U.S. President Donald Trump, so amenable to Russia on so much, has been talking tough when it comes to nuclear weapons.
On Thursday, Reuters reported that in his phone call last month with Russian President Vladimir Putin, Trump criticized the 2010 New START treaty, an Obama-era agreement designed to limit both sides’ nuclear arsenals. Putin reportedly asked about extending the treaty beyond 2021. Trump, asking after aides what New START was, said he thought the treaty was a bad deal.
This apparent willingness to jettison a successful arms limitation treaty was not received well by groups worried about nuclear war. David Wright, co-director the Global Security Program at the Union of Concerned Scientists, said in a statement, “The provisions apply equally to both nations. It’s a win-win situation in which both nations—as well as the rest of the world—are more secure. It would be a grave mistake for the United States to pull out of the treaty or allow it to expire.”
Bruce Blair, co-founder of Global Zero, a group dedicated to limiting proliferation, released a statement saying, “The Treaty is also a powerful restraint on Putin’s nuclear ambitions. Without it, there would be nothing to prevent Russia from expanding its nuclear arsenal after 2021. That could trigger a dangerous nuclear arms race, one Trump recently promised to win no matter the cost.”
What’s not clear is exactly what Trump’s stance on nuclear weapons is. During the campaign, he mulled using nukes on the battlefield and encouraged allies like Japan and South Korea to build the bomb. After taking office, he said the United States needs to increase its nuclear capabilities, telling the hosts of MSNBC program Morning Joe, “Let it be an arms race.”
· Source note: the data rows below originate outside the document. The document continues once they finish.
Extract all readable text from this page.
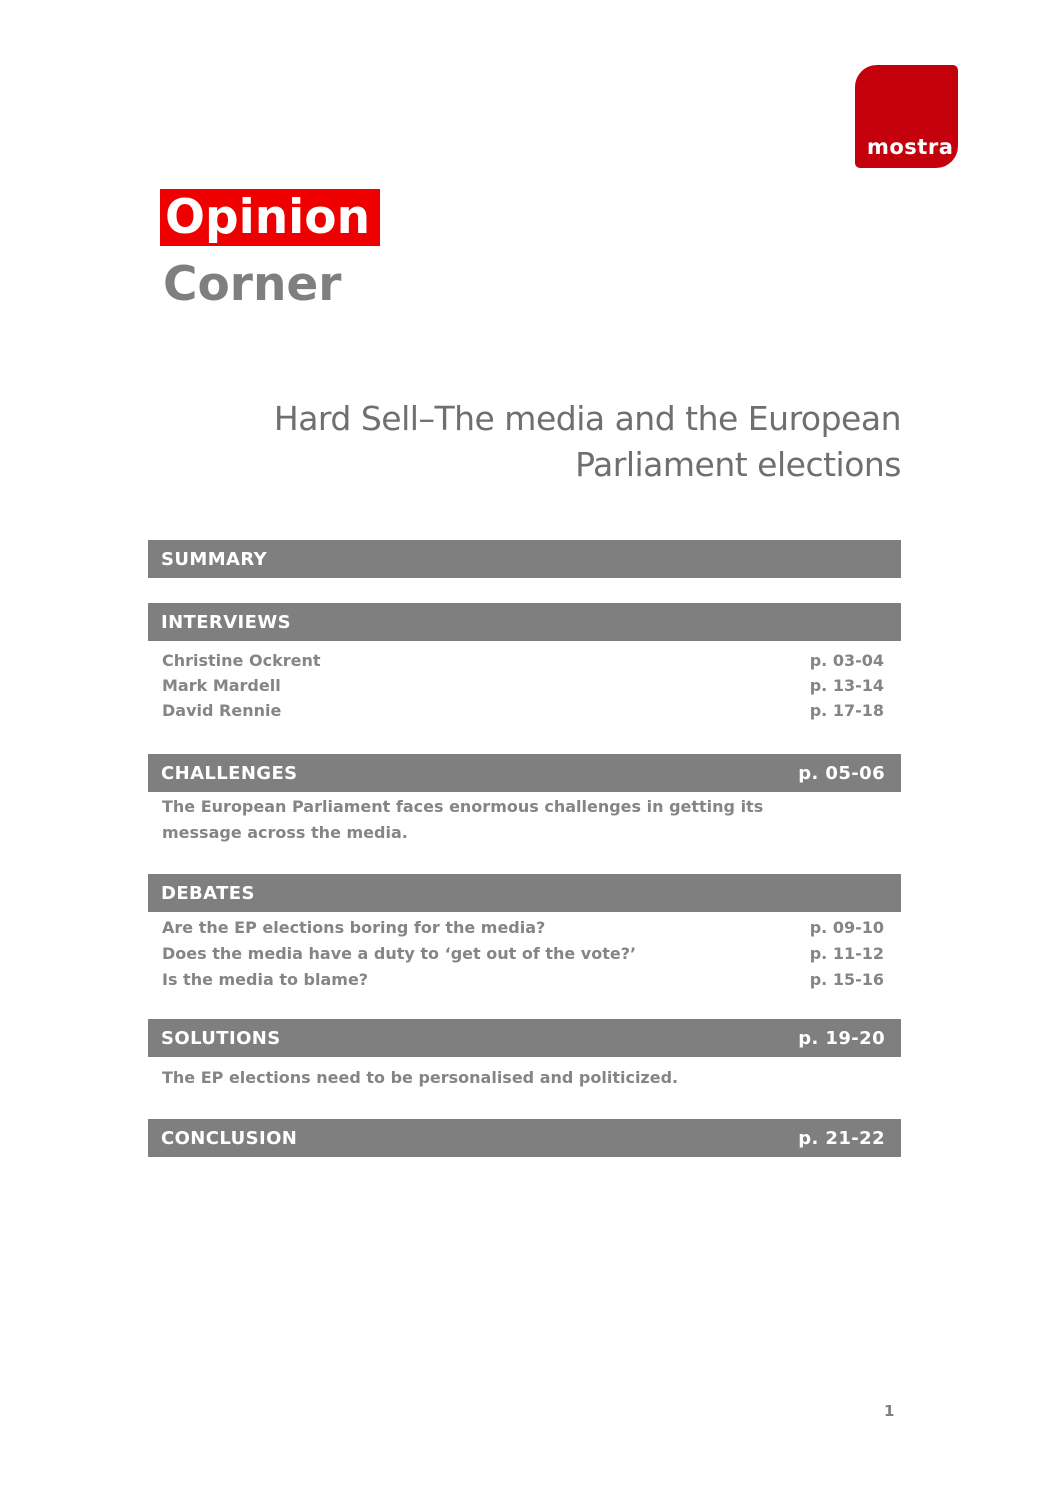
mostra
Opinion
Corner
Hard Sell–The media and the European
Parliament elections
SUMMARY
INTERVIEWS
Christine Ockrent	p. 03-04
Mark Mardell	p. 13-14
David Rennie	p. 17-18
CHALLENGES	p. 05-06
The European Parliament faces enormous challenges in getting its message across the media.
DEBATES
Are the EP elections boring for the media?	p. 09-10
Does the media have a duty to ‘get out of the vote?’	p. 11-12
Is the media to blame?	p. 15-16
SOLUTIONS	p. 19-20
The EP elections need to be personalised and politicized.
CONCLUSION	p. 21-22
1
At other times, Trump suggested easing sanctions on Russia in exchange for nuclear arms reductions. “For one thing, I think nuclear weapons should be way down and reduced very substantially, that’s part of it,” he told the Times of London, adding, “But Russia’s hurting very badly right now because of sanctions, but I think something can happen that a lot of people are gonna benefit.”
Perhaps, then, Trump’s rejection of the extension of New START and threat of an arms race are just negotiating tactics. If that’s the case — if Trump is attempting to rewrite the art of the nuclear deal — there are still several big challenges.
For one thing, Russia has already rejected the idea. On the day after Trump’s inauguration, Kremlin spokesperson Dmitri Peskov said symmetrical disarmament between Russia and the United States was “unacceptable.” And the Kremlin could easily call Trump’s bluff: Russia has on more than one occasion conducted mock nuclear attacks in its war games; boycotted last year’s Nuclear Security Summit; and deployed nuclear capable missiles to Kaliningrad.
But maybe Moscow is just playing hard to get. Even so, there’s another issue: Europe and NATO. A U.S.-Russia arms race does not benefit Europe, and European leaders would therefore support a deal reducing nuclear weapons — but they have to be at the table.
“If there is a Trump-Putin negotiation on anything – including nuclear – that is over the heads of European leaders, that would be very damaging for NATO cohesion and transatlantic security relations,” said Sir Adam Thomson, Director of the European Leadership Network.